Lo shock è stato particolarmente acuto in Italia, dove nel novembre scorso la Banca d’Italia ha messo in ‘risoluzione’ quattro piccole banche locali, che nel complesso rappresentavano solo l’1 per cento dei depositi bancari totali. Tutte le azioni e i junior bond di quelle banche sono stati cancellati, infliggendo perdite rilevanti a una platea di piccoli risparmiatori che spesso li avevano acquistati fidandosi dei consigli della loro banca. L’impatto sul mercato è stato molto forte, perché nella fase più acuta della crisi finanziaria molte banche italiane avevano emesso junior bond per ricapitalizzarsi. Pur essendo in massima parte quelle banche ben solide, i risparmiatori si sono spaventati e hanno incominciato a vendere quei titoli. In qualche caso, i depositanti sono corsi a ritirate i loro depositi. Pian piano, in un contesto di crescenti tensioni finanziarie internazionali, lo shock si è diffuso al di fuori del mercato italiano, investendo grandi banche come Deutsche Bank, Commerzbank, Credit Suisse, Standard Chartered e Barclays e innestando un fenomeno di contagio nel quale crollano tutti i titoli bancari.

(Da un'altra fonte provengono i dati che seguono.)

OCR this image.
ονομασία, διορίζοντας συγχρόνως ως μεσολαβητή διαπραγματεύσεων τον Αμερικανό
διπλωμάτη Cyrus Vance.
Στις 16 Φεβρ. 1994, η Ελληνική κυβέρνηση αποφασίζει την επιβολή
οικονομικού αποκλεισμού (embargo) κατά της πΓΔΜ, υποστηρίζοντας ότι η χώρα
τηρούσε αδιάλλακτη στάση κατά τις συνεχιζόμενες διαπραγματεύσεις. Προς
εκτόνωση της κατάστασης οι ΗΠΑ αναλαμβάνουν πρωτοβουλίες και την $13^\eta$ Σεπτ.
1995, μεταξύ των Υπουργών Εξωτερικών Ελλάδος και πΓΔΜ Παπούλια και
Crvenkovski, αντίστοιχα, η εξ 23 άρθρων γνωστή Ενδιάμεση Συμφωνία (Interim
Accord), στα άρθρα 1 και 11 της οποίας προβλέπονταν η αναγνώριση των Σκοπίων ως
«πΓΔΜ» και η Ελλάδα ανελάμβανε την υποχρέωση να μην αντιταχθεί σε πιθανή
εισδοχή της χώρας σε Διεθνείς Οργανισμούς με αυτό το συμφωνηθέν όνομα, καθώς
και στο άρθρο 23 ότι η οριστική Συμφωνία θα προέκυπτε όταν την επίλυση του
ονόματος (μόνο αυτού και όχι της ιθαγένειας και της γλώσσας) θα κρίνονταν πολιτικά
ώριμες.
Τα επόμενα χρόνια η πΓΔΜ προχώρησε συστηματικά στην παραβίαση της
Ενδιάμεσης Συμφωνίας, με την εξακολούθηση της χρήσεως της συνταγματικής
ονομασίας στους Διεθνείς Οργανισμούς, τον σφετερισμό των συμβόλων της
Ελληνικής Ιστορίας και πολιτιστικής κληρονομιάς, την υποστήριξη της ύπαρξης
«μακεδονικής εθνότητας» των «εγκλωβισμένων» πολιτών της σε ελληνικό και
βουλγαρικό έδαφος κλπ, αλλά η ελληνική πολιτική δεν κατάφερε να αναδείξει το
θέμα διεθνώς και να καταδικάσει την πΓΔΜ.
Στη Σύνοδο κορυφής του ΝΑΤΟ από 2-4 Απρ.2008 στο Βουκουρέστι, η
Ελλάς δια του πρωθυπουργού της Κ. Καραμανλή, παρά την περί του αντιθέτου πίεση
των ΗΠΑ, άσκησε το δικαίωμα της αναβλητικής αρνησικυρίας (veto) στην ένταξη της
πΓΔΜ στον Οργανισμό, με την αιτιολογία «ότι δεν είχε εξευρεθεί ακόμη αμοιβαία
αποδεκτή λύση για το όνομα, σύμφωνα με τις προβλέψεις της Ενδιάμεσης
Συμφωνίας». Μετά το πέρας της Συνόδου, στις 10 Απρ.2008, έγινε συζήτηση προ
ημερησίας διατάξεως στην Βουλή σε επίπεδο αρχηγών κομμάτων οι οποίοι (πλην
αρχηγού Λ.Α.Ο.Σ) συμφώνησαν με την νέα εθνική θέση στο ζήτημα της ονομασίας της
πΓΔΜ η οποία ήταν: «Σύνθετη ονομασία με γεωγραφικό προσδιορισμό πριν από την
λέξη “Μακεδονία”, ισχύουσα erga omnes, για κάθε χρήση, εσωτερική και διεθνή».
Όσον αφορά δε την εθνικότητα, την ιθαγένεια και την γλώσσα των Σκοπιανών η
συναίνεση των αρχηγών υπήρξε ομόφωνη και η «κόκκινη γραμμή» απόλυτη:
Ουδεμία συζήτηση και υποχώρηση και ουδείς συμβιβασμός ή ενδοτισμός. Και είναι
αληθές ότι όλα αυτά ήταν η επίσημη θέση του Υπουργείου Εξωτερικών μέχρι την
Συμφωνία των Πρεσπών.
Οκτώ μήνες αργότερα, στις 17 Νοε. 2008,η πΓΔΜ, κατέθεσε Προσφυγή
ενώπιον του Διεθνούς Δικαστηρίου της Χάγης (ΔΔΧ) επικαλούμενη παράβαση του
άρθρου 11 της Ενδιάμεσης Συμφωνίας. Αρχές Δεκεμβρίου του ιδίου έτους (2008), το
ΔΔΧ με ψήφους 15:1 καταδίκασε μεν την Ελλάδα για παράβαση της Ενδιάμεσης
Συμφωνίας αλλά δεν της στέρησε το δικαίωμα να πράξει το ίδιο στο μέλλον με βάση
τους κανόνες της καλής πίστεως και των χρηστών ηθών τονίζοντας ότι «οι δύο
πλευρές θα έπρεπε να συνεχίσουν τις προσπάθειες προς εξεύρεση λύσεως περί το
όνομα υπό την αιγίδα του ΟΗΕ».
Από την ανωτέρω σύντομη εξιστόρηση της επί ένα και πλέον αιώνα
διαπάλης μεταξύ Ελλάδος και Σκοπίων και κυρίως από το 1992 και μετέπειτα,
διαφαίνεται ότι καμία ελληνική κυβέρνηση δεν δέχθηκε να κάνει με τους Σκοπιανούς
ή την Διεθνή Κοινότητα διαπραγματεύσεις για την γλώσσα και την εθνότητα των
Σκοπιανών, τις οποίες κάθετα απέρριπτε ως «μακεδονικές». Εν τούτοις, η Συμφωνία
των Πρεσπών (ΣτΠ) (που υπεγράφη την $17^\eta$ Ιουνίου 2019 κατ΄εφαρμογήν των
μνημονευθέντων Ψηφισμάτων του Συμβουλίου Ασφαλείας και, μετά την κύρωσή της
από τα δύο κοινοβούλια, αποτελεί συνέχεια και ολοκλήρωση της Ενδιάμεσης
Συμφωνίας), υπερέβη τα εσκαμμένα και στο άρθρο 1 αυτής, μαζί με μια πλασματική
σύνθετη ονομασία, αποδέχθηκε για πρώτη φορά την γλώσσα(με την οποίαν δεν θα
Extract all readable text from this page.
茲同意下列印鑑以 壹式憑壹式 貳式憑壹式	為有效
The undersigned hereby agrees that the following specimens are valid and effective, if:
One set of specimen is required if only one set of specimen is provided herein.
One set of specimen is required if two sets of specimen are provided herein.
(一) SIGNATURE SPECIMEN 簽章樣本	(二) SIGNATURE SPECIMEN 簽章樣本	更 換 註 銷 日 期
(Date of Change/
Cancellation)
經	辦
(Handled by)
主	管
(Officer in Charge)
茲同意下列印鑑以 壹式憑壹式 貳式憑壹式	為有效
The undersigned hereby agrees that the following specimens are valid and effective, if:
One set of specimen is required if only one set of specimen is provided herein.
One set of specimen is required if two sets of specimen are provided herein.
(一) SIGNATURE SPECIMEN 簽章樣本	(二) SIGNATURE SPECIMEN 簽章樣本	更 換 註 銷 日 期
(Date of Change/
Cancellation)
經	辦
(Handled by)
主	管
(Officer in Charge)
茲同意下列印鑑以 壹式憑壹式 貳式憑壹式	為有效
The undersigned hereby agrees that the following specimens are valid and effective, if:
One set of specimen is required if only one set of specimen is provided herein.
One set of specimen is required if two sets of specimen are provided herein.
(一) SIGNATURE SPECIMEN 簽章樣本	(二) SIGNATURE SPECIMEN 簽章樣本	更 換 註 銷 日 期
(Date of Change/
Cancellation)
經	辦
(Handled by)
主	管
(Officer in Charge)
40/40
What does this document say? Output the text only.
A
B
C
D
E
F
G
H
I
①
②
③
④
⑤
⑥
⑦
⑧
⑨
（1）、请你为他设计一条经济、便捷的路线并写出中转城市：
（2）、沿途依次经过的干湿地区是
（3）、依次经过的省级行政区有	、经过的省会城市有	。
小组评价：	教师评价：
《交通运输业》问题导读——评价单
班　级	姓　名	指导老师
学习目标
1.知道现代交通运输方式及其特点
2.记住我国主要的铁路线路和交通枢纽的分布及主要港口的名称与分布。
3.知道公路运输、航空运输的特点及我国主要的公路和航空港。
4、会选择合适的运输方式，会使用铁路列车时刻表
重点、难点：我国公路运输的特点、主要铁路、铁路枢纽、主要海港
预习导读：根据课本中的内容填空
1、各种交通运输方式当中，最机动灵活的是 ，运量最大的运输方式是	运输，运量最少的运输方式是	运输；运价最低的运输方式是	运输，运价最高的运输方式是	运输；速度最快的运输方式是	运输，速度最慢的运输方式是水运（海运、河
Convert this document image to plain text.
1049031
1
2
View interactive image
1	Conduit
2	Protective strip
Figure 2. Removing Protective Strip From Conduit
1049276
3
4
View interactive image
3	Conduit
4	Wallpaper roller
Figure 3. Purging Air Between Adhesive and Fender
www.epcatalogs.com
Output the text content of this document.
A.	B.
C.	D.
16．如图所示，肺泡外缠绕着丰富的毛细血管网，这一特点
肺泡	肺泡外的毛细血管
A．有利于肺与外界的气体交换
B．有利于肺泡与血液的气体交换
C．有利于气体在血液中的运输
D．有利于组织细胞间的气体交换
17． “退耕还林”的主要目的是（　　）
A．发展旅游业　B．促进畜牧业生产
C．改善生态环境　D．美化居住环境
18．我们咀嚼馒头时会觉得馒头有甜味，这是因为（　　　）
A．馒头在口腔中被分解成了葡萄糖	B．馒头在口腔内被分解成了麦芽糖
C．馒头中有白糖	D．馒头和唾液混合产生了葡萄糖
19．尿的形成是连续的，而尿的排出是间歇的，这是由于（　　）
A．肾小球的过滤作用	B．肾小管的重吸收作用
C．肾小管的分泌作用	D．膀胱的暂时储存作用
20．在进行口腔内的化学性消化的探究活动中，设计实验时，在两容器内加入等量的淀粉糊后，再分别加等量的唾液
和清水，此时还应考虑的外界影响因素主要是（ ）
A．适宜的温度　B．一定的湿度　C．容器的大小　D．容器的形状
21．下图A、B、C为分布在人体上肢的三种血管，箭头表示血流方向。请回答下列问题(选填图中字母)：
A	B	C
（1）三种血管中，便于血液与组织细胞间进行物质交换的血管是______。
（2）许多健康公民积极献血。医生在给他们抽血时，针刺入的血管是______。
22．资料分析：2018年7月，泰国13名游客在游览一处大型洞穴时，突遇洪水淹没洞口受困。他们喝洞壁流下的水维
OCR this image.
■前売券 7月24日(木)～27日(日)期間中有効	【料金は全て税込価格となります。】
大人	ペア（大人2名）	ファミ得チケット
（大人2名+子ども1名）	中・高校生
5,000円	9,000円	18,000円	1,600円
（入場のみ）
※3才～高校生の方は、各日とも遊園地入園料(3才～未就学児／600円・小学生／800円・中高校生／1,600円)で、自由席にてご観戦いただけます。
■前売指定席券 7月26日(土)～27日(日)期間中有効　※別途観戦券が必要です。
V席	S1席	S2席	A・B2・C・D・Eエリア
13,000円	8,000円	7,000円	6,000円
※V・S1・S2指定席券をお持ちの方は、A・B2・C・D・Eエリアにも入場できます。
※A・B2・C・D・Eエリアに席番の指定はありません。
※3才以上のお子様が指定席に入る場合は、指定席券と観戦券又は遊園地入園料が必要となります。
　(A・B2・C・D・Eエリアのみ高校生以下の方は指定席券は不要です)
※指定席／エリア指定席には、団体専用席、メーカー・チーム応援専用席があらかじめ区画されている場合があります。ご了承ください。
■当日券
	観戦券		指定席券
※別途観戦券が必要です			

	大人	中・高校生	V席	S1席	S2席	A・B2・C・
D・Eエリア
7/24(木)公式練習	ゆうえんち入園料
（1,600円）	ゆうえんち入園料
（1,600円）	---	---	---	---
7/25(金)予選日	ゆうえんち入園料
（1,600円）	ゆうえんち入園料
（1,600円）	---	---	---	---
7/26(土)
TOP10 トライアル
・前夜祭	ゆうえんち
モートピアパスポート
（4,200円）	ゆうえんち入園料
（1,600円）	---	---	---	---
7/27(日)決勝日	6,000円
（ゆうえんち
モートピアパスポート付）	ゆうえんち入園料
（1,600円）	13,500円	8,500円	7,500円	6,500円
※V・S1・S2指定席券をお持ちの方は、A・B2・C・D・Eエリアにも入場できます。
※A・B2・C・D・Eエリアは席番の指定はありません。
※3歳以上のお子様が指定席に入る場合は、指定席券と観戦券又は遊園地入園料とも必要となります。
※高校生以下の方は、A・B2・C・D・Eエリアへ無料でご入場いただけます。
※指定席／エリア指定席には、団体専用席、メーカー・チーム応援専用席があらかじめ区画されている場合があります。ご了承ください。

Mi sembra vi siano pochi dubbi che stiamo assistendo a uno shock sistemico, nel quale ancora una volta – come già era successo nel 2010-12 per i titoli del debito sovrano dell’eurozona – un serio errore delle politiche europee ha destabilizzato i mercati finanziari. Come allora, i mercati non si calmeranno da soli, anzi vi è il rischio che l’instabilità si propaghi, fino a mettere in pericolo il sistema bancario nel suo insieme. Nel 2012 il salvataggio arrivò dalla Banca centrale europea, la quale con il suo nuovo strumento di intervento illimitato – Outright monetary transactions programme (OMT) – stabilizzò il mercato dei titoli sovrani. Oggi, l’intervento di stabilizzazione non può venire dalla Banca centrale europea, che già sta acquistando 60 miliardi di euro di titoli pubblici al mese, senza che ciò aiuti a stabilizzare i mercati bancari.

Quel che servirebbe è una dichiarazione pubblica e congiunta dei governi europei che le passività delle banche sono sicure; il messaggio sarebbe più chiaro se, come si fece nel 2008, i governi annunciassero una garanzia pubblica delle passività bancarie – naturalmente mettendo temporaneamente da parte le regole sugli aiuti di stato e, soprattutto, sospendendo la dannosa regola sul bail in dei creditori privati. Come nel 2008, dovrebbe di nuovo essere consentito alle banche di chiedere la garanzia dello stato per la ristrutturazione e cartolarizzazione dei prestiti non performing immobilizzati nei bilanci bancari – consentendone il trasferimento a una o più bad banks di sistema e permettendo gli aiuti di stato per ricapitalizzare quelle banche che non possano sostenere le relative perdite trovando i capitali sul mercato.

Il Trattato sul funzionamento dell’Unione europea (Trattato di Lisbona) prevede esplicitamente, all’articolo 107, che la Commissione possa dichiarare “compatibili”, dunque legittimi, gli aiuti di stato necessari per fronteggiare eventi eccezionali o gravi turbamenti delle condizioni economiche. Il ricorso a quella norma permise nel 2008 di evitare il melt-down del sistema bancario e finanziario europeo. La Commissione farebbe bene ad abbandonare le rigidità ideologiche che le hanno impedito finora di vedere l’instabilità sistemica che si sta diffondendo e le gravi conseguenze che potrebbero derivare dall’applicazione cieca e insensata del principio del bail in.